You’d think it would be on the tip of everyone’s tongue. Tongue, tongue… maybe something else starting with “t?” Nope. The message this morning was doom and gloom in advance of the first official (public) day of CES 2012 festivities. Desperately trying to recover from the agony of a gospel choir failing to lift the spirits of the last Microsoft keynote, attendees awoke this morning to TV reports that the holidays were actually a bust for retailers.
Hidden in the one place where no one reading Web articles looks any more (the first paragraph) was this bit of information from the NPD report: Its sales figures tracked only PCs and certain discrete CE items, and excluded two components which the firm tracks separately: smartphones, tablets, e-readers, and video games.
The four components of the CE economy which, by all accounts thus far, performed extremely well over the last quarter.
So, did tablet and smartphone sales end up cannibalizing desktop and notebook PC sales? Here’s where you would think someone would have spotted the good news, as articulated by NPD’s vice president of industry analysis, Stephen Baker: Revenue from both PCs and TVs outpaced the rest of the market. It’s these stand-alone, discrete-function devices that people just aren’t buying any more. “The accelerated rate of decline in older technology categories such as DVD, GPS, and MP3 players put a ceiling on how well the industry could perform during the holiday,” said Baker.
Um… yea. That makes perfect sense, doesn’t it? So any retailer that experienced a downturn over the holidays probably had too much invested in these discrete-function devices. With one exception: Hard disk drive sales dropped 25.1% annually in the sample period. Of course, that was due to the global hard drive shortage and subsequent price spike, on account of the Thailand floods knocking out manufacturers.

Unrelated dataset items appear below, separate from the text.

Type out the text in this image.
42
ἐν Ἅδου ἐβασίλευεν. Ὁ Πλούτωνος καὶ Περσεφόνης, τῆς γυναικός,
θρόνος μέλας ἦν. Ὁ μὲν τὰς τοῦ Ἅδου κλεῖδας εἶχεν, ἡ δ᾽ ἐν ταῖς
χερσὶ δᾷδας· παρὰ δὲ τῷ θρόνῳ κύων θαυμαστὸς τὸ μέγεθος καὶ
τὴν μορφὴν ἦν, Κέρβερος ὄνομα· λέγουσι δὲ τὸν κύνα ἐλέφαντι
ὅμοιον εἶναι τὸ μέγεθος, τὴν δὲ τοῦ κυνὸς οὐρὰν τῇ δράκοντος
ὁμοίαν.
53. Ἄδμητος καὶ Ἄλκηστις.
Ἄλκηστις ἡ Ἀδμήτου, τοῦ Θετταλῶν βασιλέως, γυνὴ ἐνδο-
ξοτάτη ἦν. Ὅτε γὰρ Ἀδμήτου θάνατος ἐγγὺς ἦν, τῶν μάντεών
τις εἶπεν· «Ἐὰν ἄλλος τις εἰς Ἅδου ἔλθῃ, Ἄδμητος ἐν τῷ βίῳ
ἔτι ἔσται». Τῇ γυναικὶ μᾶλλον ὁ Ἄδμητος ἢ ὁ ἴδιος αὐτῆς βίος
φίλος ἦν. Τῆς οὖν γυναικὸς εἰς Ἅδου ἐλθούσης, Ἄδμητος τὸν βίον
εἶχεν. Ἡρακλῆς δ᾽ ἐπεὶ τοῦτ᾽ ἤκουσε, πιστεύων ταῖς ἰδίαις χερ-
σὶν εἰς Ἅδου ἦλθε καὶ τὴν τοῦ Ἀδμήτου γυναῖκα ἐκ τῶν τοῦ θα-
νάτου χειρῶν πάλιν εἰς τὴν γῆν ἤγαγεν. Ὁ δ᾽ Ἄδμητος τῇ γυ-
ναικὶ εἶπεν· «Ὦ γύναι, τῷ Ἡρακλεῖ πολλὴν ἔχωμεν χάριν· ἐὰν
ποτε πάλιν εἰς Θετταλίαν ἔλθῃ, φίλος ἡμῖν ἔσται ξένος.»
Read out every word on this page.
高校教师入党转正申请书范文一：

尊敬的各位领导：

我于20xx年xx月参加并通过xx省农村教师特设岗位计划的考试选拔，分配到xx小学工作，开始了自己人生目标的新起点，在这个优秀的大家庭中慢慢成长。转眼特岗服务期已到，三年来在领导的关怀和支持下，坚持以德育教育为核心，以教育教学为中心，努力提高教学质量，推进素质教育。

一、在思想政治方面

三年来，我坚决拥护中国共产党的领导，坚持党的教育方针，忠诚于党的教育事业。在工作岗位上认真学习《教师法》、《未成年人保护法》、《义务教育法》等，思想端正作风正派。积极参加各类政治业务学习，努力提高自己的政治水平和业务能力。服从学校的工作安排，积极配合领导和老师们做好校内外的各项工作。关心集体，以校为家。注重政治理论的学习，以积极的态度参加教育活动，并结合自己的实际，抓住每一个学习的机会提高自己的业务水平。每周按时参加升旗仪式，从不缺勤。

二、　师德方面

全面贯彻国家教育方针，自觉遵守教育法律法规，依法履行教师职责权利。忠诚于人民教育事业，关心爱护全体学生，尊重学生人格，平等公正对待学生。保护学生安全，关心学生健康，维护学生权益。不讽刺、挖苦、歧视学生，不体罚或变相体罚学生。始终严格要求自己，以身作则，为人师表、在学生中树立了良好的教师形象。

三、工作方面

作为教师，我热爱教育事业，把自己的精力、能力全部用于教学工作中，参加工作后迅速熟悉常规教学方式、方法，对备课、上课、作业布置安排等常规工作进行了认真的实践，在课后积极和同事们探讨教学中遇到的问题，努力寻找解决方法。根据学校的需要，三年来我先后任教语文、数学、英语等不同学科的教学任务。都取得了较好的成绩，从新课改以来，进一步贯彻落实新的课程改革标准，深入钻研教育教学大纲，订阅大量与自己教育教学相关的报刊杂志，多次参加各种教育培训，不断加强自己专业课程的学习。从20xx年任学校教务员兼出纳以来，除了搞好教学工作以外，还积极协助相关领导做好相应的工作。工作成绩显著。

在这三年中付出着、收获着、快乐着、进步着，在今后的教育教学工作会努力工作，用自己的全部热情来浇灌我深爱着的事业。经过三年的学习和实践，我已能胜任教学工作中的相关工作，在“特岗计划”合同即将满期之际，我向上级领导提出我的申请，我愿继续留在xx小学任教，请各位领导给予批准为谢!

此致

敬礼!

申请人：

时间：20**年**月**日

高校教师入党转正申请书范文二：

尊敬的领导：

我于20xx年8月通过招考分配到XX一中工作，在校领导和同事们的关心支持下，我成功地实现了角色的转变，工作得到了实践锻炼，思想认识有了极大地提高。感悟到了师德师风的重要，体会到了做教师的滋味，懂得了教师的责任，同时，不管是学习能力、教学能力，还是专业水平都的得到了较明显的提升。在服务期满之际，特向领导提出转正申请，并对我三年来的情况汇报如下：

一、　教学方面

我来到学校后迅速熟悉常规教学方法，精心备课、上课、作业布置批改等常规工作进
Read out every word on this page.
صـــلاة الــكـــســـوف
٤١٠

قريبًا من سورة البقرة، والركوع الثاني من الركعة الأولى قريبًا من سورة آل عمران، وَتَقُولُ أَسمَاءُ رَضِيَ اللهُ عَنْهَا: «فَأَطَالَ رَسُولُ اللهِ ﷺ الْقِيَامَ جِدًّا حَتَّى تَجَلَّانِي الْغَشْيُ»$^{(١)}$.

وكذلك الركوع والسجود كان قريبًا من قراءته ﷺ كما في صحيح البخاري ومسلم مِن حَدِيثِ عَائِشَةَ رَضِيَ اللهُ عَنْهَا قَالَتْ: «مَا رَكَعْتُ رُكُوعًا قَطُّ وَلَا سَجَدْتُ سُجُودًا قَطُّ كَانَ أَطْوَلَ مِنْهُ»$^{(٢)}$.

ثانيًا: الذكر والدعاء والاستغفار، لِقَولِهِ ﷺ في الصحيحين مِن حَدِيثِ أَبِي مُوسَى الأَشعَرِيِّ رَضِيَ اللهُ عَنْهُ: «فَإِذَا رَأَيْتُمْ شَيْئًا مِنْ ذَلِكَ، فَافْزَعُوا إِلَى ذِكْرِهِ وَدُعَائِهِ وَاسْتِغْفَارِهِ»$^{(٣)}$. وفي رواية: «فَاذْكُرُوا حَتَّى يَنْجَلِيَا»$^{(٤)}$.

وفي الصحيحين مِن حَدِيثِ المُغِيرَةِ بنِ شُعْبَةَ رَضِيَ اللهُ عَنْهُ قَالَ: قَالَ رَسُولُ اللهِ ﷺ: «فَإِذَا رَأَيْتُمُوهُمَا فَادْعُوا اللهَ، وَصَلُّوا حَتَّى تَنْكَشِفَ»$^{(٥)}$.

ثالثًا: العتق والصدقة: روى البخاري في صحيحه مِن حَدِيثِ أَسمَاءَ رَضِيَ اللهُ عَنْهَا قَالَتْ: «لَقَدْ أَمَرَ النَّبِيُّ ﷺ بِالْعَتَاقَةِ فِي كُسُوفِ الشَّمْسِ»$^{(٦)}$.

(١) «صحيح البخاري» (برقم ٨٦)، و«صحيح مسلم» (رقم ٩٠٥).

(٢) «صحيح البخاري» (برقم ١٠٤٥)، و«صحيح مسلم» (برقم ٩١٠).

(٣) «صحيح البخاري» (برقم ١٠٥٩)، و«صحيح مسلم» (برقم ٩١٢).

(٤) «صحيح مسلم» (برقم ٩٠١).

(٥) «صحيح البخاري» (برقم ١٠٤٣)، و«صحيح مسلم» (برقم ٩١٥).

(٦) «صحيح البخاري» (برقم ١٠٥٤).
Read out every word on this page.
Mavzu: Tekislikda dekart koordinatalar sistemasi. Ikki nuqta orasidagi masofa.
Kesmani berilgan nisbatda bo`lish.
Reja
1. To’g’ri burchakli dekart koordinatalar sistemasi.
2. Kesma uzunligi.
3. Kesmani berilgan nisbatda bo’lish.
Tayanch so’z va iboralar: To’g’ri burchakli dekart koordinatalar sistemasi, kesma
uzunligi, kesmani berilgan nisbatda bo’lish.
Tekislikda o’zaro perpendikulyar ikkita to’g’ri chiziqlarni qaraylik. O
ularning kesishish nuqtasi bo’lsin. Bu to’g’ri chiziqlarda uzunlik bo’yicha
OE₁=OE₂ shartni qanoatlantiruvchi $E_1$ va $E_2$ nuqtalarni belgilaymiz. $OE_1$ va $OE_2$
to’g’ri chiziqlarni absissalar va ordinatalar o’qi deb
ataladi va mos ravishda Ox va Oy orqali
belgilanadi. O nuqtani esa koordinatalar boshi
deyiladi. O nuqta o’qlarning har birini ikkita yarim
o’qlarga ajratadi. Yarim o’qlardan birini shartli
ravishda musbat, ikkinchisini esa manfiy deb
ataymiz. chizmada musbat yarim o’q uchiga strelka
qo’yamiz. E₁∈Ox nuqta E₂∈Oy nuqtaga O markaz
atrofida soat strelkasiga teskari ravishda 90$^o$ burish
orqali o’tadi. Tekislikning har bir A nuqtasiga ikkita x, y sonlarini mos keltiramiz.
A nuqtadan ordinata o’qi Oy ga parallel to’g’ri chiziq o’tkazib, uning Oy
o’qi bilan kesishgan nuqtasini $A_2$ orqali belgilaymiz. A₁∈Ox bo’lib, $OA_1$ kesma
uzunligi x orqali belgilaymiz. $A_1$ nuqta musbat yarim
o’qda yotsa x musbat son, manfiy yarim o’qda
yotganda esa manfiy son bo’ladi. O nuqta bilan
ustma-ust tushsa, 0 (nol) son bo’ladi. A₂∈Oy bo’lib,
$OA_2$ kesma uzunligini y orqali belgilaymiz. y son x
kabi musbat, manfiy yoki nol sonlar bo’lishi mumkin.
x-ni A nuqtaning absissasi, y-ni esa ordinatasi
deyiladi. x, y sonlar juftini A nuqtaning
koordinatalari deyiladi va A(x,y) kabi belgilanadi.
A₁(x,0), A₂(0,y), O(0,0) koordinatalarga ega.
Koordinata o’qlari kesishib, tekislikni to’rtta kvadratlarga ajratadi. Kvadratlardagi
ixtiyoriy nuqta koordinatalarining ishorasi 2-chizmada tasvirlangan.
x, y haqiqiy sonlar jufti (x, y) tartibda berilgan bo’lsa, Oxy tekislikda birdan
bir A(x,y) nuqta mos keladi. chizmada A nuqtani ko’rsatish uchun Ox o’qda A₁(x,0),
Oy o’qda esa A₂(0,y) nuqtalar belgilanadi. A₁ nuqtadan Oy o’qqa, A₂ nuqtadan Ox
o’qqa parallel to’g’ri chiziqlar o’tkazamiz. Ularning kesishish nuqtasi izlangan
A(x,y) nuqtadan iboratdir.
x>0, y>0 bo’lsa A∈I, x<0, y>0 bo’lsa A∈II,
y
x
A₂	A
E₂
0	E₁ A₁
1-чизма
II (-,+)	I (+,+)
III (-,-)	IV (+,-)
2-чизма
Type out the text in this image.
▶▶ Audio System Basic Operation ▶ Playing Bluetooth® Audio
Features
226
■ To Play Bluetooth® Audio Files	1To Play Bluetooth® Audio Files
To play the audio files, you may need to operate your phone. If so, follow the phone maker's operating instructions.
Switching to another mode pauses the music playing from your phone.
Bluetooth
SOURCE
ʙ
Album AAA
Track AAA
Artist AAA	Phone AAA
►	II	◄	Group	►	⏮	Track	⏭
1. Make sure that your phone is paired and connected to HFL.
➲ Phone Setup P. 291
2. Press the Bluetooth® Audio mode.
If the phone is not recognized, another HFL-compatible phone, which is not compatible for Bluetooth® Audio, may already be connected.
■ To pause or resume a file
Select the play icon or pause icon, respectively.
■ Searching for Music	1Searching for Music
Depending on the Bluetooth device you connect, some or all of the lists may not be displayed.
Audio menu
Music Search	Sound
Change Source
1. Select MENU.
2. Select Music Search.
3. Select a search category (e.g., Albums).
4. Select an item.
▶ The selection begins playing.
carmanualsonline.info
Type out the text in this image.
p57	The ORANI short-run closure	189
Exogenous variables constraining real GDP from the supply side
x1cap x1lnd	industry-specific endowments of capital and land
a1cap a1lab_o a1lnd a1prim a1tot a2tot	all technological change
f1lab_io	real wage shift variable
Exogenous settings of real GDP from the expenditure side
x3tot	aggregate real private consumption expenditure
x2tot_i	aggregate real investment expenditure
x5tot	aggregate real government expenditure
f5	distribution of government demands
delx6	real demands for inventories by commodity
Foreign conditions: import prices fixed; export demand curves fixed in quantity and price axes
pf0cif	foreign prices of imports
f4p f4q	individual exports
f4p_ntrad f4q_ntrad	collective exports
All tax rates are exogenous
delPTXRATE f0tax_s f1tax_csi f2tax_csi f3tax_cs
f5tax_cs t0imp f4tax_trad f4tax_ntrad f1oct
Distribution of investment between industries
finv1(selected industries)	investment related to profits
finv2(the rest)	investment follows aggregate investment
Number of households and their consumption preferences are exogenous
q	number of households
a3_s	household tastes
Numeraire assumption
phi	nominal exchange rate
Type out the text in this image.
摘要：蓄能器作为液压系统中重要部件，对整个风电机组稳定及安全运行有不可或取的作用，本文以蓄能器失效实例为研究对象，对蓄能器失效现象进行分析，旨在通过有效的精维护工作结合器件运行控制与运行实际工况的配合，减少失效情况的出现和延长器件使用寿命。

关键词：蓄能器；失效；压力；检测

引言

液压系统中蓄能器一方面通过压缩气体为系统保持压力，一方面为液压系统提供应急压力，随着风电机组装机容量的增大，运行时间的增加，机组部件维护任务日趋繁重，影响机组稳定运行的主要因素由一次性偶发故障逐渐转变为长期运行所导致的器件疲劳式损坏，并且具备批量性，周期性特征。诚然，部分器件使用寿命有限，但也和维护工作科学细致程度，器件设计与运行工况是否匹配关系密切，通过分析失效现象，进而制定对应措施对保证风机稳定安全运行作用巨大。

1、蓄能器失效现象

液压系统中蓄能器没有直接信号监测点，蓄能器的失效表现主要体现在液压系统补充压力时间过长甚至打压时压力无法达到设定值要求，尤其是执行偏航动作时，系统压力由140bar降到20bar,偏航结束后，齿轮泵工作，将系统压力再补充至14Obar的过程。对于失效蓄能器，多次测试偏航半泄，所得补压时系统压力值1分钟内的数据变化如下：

So why doesn’t NPD discontinue tracking CE market segments that have already atrophied? Baker and his colleagues are at CES as we speak, and were unable to provide comment by press time, though his statement this morning does speak to this question somewhat: “Many newer technologies posted strong gains, although most of those products, such as streaming devices, still generate volumes too small to impact the overall market trend. These newer technologies are likely to be the ones to watch in 2012 as the industry continues to search for high growth opportunities to replace aging product segments.”